2. Make the most of the fact that there were many in the West with whom he had close relations until very recently – Sarkozy and Berlusconi among them – who might secretly come to his aid now. Don’t forget his ties to the City of London and to German arms dealers.
3. Stress his status as the Lion of Africa. You may be the first to reveal a number of offers of asylum he received from his African friends who had no intention to deliver him to the International Criminal Court.
4. Make sure that your audience will not think you are attempting to whitewash him, or to cover up his brutal crimes. Present a strong scene with his public relations staff to show him in action as a skillful, cynical manipulator.

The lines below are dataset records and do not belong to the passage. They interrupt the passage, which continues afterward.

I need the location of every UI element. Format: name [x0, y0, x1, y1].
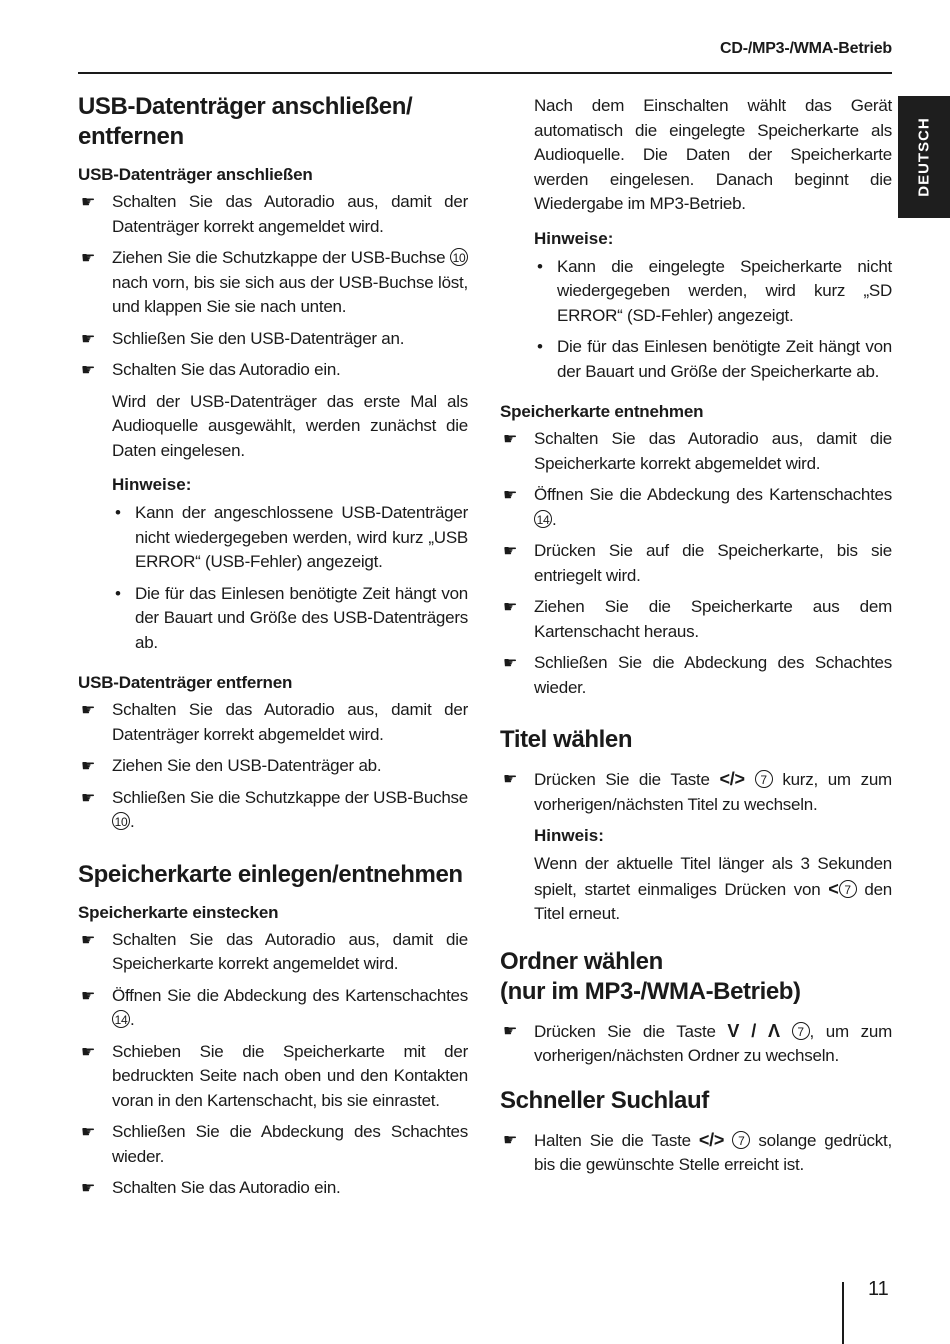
step-text: Ziehen Sie den USB-Datenträger ab.: [112, 756, 382, 775]
step-text: Schalten Sie das Autoradio aus, damit der Datenträger korrekt angemeldet wird.: [112, 192, 468, 236]
pointing-hand-icon: ☛: [81, 987, 96, 1005]
step-text: Halten Sie die Taste: [534, 1130, 691, 1150]
track-section-title: Titel wählen: [500, 726, 633, 753]
notes-title: Hinweise:: [534, 228, 614, 248]
card-remove-heading: Speicherkarte entnehmen: [500, 402, 704, 421]
bullet-dot-icon: •: [537, 337, 543, 356]
info-paragraph: Nach dem Einschalten wählt das Gerät automatisch die eingelegte Speicherkarte als Audioquelle. Die Daten der Speicherkarte werden eingelesen. Danach beginnt die Wiedergabe im MP3-Betrieb.: [534, 96, 892, 213]
pointing-hand-icon: ☛: [81, 194, 96, 211]
reference-number-badge: 7: [792, 1022, 810, 1040]
step-text: Schalten Sie das Autoradio ein.: [112, 1178, 341, 1197]
step-item: [78, 928, 468, 977]
info-paragraph: Wird der USB-Datenträger das erste Mal als Audioquelle ausgewählt, werden zunächst die Daten eingelesen.: [112, 391, 468, 460]
bullet-dot-icon: •: [115, 503, 121, 522]
step-item: [500, 651, 892, 700]
step-item: [78, 1176, 468, 1201]
step-item: [78, 190, 468, 239]
left-column: [78, 92, 468, 1208]
folder-title-line: (nur im MP3-/WMA-Betrieb): [500, 977, 801, 1005]
step-item: [500, 1019, 892, 1069]
language-tab: [898, 96, 950, 218]
reference-number-badge: 7: [732, 1131, 750, 1149]
step-text: nach vorn, bis sie sich aus der USB-Buchse löst, und klappen Sie sie nach unten.: [112, 272, 468, 316]
header-title: CD-/MP3-/WMA-Betrieb: [720, 40, 892, 57]
note-text: Die für das Einlesen benötigte Zeit hängt von der Bauart und Größe des USB-Datenträgers ab.: [135, 583, 468, 652]
pointing-hand-icon: ☛: [81, 789, 96, 807]
step-item: [78, 698, 468, 747]
step-text: Drücken Sie die Taste: [534, 770, 710, 789]
usb-remove-heading: USB-Datenträger entfernen: [78, 673, 293, 692]
step-text: Ziehen Sie die Speicherkarte aus dem Kartenschacht heraus.: [534, 597, 892, 641]
note-text: den Titel erneut.: [534, 879, 892, 923]
step-text: Drücken Sie auf die Speicherkarte, bis sie entriegelt wird.: [534, 541, 892, 585]
step-item: [78, 246, 468, 320]
reference-number-badge: 7: [755, 770, 773, 788]
reference-number-badge: 14: [534, 510, 552, 528]
step-text: Schließen Sie die Abdeckung des Schachtes wieder.: [112, 1122, 468, 1166]
pointing-hand-icon: ☛: [503, 1131, 518, 1149]
step-item: [500, 767, 892, 817]
language-tab-label: DEUTSCH: [915, 117, 933, 197]
reference-number-badge: 14: [112, 1010, 130, 1028]
page-number-divider: [842, 1282, 844, 1344]
pointing-hand-icon: ☛: [503, 771, 518, 788]
step-item: [500, 595, 892, 644]
step-item: [500, 539, 892, 588]
folder-title-line: Ordner wählen: [500, 947, 663, 975]
pointing-hand-icon: ☛: [81, 1180, 96, 1197]
notes-title: Hinweise:: [112, 475, 192, 494]
pointing-hand-icon: ☛: [81, 330, 96, 348]
note-text: Kann der angeschlossene USB-Datenträger nicht wiedergegeben werden, wird kurz „USB ERROR“ (USB-Fehler) angezeigt.: [135, 503, 468, 571]
note-text: Kann die eingelegte Speicherkarte nicht wiedergegeben werden, wird kurz „SD ERROR“ (SD-Fehler) angezeigt.: [557, 256, 892, 325]
pointing-hand-icon: ☛: [81, 250, 96, 267]
step-item: [500, 1128, 892, 1178]
note-title: Hinweis:: [534, 826, 604, 845]
step-text: Ziehen Sie die Schutzkappe der USB-Buchse: [112, 248, 446, 267]
reference-number-badge: 7: [839, 880, 857, 898]
step-text: Schließen Sie den USB-Datenträger an.: [112, 328, 405, 348]
right-column: [500, 94, 892, 1185]
prev-next-key-icon: </>: [719, 769, 745, 789]
prev-next-key-icon: </>: [698, 1129, 725, 1150]
step-text: Schalten Sie das Autoradio aus, damit die Speicherkarte korrekt angemeldet wird.: [112, 929, 468, 973]
pointing-hand-icon: ☛: [503, 543, 518, 560]
bullet-dot-icon: •: [115, 583, 121, 603]
step-text: Drücken Sie die Taste: [534, 1021, 716, 1041]
reference-number-badge: 10: [112, 812, 130, 830]
pointing-hand-icon: ☛: [503, 487, 518, 504]
pointing-hand-icon: ☛: [81, 1043, 96, 1061]
pointing-hand-icon: ☛: [81, 1124, 96, 1141]
usb-section-title: USB-Datenträger anschließen/ entfernen: [78, 93, 413, 150]
step-text: Schließen Sie die Schutzkappe der USB-Buchse: [112, 787, 468, 807]
bullet-dot-icon: •: [537, 256, 543, 276]
note-item: [500, 335, 892, 384]
step-text: Schalten Sie das Autoradio aus, damit die Speicherkarte korrekt abgemeldet wird.: [534, 429, 892, 473]
down-up-key-icon: V / Λ: [727, 1020, 780, 1041]
step-item: [78, 1120, 468, 1169]
pointing-hand-icon: ☛: [503, 1022, 518, 1040]
page-header: [78, 38, 892, 74]
card-insert-heading: Speicherkarte einstecken: [78, 902, 279, 922]
step-item: [78, 327, 468, 352]
note-text: Die für das Einlesen benötigte Zeit hängt von der Bauart und Größe der Speicherkarte ab.: [557, 337, 892, 381]
card-section-title: Speicherkarte einlegen/entnehmen: [78, 860, 463, 888]
step-text: Schieben Sie die Speicherkarte mit der bedruckten Seite nach oben und den Kontakten voran in den Kartenschacht, bis sie einrastet.: [112, 1041, 468, 1110]
step-item: [78, 1040, 468, 1114]
step-item: [78, 358, 468, 383]
pointing-hand-icon: ☛: [503, 431, 518, 448]
step-text: , um zum vorherigen/nächsten Ordner zu wechseln.: [534, 1021, 892, 1065]
note-item: [78, 501, 468, 575]
page-number: 11: [868, 1278, 889, 1300]
pointing-hand-icon: ☛: [81, 362, 96, 379]
note-paragraph: [500, 852, 892, 927]
reference-number-badge: 10: [450, 248, 468, 266]
pointing-hand-icon: ☛: [81, 702, 96, 719]
step-text: Schalten Sie das Autoradio ein.: [112, 360, 341, 379]
folder-section-title: [500, 947, 892, 1007]
note-item: [500, 255, 892, 329]
step-text: Schalten Sie das Autoradio aus, damit der Datenträger korrekt abgemeldet wird.: [112, 700, 468, 744]
prev-key-icon: <: [828, 878, 839, 899]
pointing-hand-icon: ☛: [503, 655, 518, 672]
step-text: kurz, um zum vorherigen/nächsten Titel zu wechseln.: [534, 770, 892, 814]
step-text: Öffnen Sie die Abdeckung des Kartenschachtes: [112, 985, 468, 1005]
pointing-hand-icon: ☛: [81, 931, 96, 949]
step-item: ☛ Öffnen Sie die Abdeckung des Kartenschachtes 14 .: [81, 985, 468, 1029]
step-item: ☛ Öffnen Sie die Abdeckung des Kartenschachtes 14 .: [503, 485, 892, 529]
usb-connect-heading: USB-Datenträger anschließen: [78, 165, 313, 184]
step-text: solange gedrückt, bis die gewünschte Stelle erreicht ist.: [534, 1130, 892, 1174]
pointing-hand-icon: ☛: [81, 758, 96, 775]
step-item: [500, 427, 892, 476]
note-text: Wenn der aktuelle Titel länger als 3 Sekunden spielt, startet einmaliges Drücken von: [534, 854, 892, 899]
pointing-hand-icon: ☛: [503, 599, 518, 616]
note-item: [78, 582, 468, 656]
step-text: Öffnen Sie die Abdeckung des Kartenschachtes: [534, 485, 892, 504]
step-item: [78, 754, 468, 779]
step-item: ☛ Schließen Sie die Schutzkappe der USB-Buchse 10 .: [81, 787, 468, 831]
step-text: Schließen Sie die Abdeckung des Schachtes wieder.: [534, 653, 892, 697]
search-section-title: Schneller Suchlauf: [500, 1086, 709, 1114]
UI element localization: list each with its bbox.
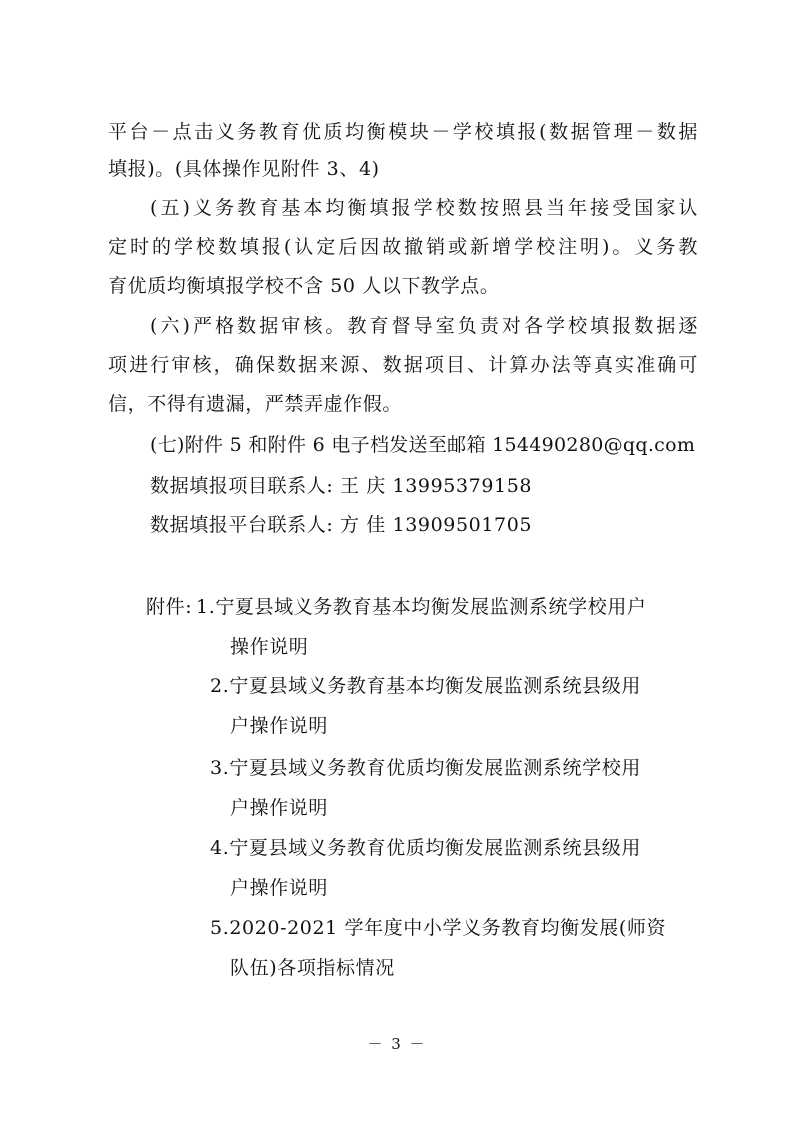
attachment-item-1 bbox=[196, 592, 684, 622]
attachment-number: 1. bbox=[196, 596, 216, 618]
attachment-item-4-cont: 户操作说明 bbox=[230, 877, 329, 899]
paragraph-7-line: (七)附件 5 和附件 6 电子档发送至邮箱 154490280@qq.com bbox=[150, 434, 696, 456]
attachment-item-2 bbox=[210, 671, 698, 701]
attachment-number: 2. bbox=[210, 675, 230, 697]
body-line: 填报)。(具体操作见附件 3、4) bbox=[108, 158, 380, 180]
page-number: － 3 － bbox=[367, 1035, 427, 1053]
contact-platform: 数据填报平台联系人: 方 佳 13909501705 bbox=[150, 514, 533, 536]
attachment-number: 4. bbox=[210, 837, 230, 859]
contact-project: 数据填报项目联系人: 王 庆 13995379158 bbox=[150, 475, 533, 497]
attachment-title: 宁夏县域义务教育优质均衡发展监测系统学校用 bbox=[229, 757, 641, 779]
attachment-number: 3. bbox=[210, 757, 230, 779]
attachment-item-3 bbox=[210, 753, 698, 783]
attachment-item-2-cont: 户操作说明 bbox=[230, 715, 329, 737]
attachment-number: 5. bbox=[210, 917, 230, 939]
body-line: 平台－点击义务教育优质均衡模块－学校填报(数据管理－数据 bbox=[108, 121, 698, 143]
attachment-title: 2020-2021 学年度中小学义务教育均衡发展(师资 bbox=[229, 917, 667, 939]
paragraph-5-line: 定时的学校数填报(认定后因故撤销或新增学校注明)。义务教 bbox=[108, 236, 698, 258]
attachment-item-3-cont: 户操作说明 bbox=[230, 797, 329, 819]
attachment-title: 宁夏县域义务教育优质均衡发展监测系统县级用 bbox=[229, 837, 641, 859]
paragraph-6-line: 信，不得有遗漏，严禁弄虚作假。 bbox=[108, 393, 403, 415]
paragraph-6-line: (六)严格数据审核。教育督导室负责对各学校填报数据逐 bbox=[150, 315, 698, 337]
paragraph-5-line: (五)义务教育基本均衡填报学校数按照县当年接受国家认 bbox=[150, 197, 698, 219]
attachment-item-5-cont: 队伍)各项指标情况 bbox=[230, 957, 395, 979]
attachment-item-5 bbox=[210, 913, 698, 943]
paragraph-5-line: 育优质均衡填报学校不含 50 人以下教学点。 bbox=[108, 275, 500, 297]
attachment-item-1-cont: 操作说明 bbox=[230, 636, 309, 658]
attachment-title: 宁夏县域义务教育基本均衡发展监测系统县级用 bbox=[229, 675, 641, 697]
attachment-title: 宁夏县域义务教育基本均衡发展监测系统学校用户 bbox=[215, 596, 647, 618]
attachment-item-4 bbox=[210, 833, 698, 863]
paragraph-6-line: 项进行审核，确保数据来源、数据项目、计算办法等真实准确可 bbox=[108, 354, 698, 376]
attachments-label: 附件: bbox=[146, 596, 193, 618]
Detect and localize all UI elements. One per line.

5. If you think it necessary to present dictators in their final phase in a historical perspective, excerpts from the bunker scenes The Last Days of Hitler and Downfall may be useful. But you must be consistent: if you want to show Gaddafi as a man who really did have a reasonable chance to escape and survive, you should not compare him with Hitler who had none and was totally irrational.
6. You must present the sex scenes with his Bulgarian “nurse” with good taste. A sub-plot of an intended escape to Bulgaria could be diverting.